Послушаем нескольких второстепенных поэтов группы. «Я объявляю искусство, — говорит г-н Поль Адам, — воплощением догмы в символе. Это средство заставить систему преобладать и вывести истины на свет дня». Г-н Реми де Гурмон честно признается: «Я не могу раскрыть скрытый смысл слова «символизм», поскольку я не теоретик и не маг». А г-н Сен-Поль-Ру-ле-Манифик произносит это глубокое предупреждение: «Будем осторожны! Символизм, доведенный до крайности, ведет к nombrilisme и к болезненному механизму... Этот символизм в некоторой степени является пародией на мистицизм... Чистый символизм — это аномалия в этом замечательном веке, замечательном своими воинствующими действиями. Давайте рассматривать это переходное искусство как ловкий трюк, сыгранный с натурализмом, и как предвестник поэзии завтрашнего дня».

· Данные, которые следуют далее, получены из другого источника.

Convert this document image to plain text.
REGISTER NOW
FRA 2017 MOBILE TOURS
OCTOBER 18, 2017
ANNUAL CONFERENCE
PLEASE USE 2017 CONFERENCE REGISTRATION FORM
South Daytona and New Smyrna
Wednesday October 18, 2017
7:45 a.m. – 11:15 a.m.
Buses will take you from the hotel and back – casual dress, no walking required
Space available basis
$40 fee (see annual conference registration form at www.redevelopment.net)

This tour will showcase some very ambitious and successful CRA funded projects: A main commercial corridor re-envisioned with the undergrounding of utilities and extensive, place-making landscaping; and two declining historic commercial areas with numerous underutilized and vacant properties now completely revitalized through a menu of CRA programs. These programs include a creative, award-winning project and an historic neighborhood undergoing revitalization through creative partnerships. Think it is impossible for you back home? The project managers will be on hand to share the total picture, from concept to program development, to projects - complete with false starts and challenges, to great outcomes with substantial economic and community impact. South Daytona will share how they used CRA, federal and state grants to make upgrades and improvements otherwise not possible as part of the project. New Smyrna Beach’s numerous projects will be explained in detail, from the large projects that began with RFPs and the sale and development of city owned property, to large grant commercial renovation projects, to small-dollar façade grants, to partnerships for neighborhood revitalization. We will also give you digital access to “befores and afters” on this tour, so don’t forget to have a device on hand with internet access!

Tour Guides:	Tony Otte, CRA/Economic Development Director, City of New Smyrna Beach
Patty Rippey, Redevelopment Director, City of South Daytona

Мы можем ожидать от теоретиков и философов группы более исчерпывающей информации относительно их методов и целей. Соответственно, г-н Шарль Морис наставляет нас, как «символ — это сочетание объектов, которые вызвали наши ощущения, с нашими душами, в вымысле [fiction]. Средство — это внушение; вопрос в том, чтобы дать людям воспоминание о чем-то, чего они никогда не видели». А г-н Гюстав Кан говорит: «Лично для меня символическое искусство состоит в записи в цикле работ, как можно более полно, модификаций и вариаций ума поэта, который вдохновлен целью, которую он определил».

В Германии уже нашлись некоторые имбецилы и идиоты, некоторые жертвы истерии и графомании, которые утверждают, что понимают эту болтовню, и которые развивают ее дальше в лекциях, газетных статьях и книгах. Культурный немецкий филистер, которому с давних пор проповедовали презрение к «плоскости», т. е. к здоровому здравому смыслу, и восхищение «глубоким смыслом», который, как правило, является лишь тщетным бурлением мягких и сгнивших мозгов, неспособных к мышлению, становится заметно неспокойным и начинает спрашивать, не может ли действительно быть что-то за этими бессмысленными рядами слов. Во Франции люди не попались на липкие ветки этих бедных дураков и хладнокровных шутов, а сочли символизм тем, чем он на самом деле является, — безумием или обманом. Мы встретим эти слова в сочинениях известных представителей всех оттенков литературной мысли.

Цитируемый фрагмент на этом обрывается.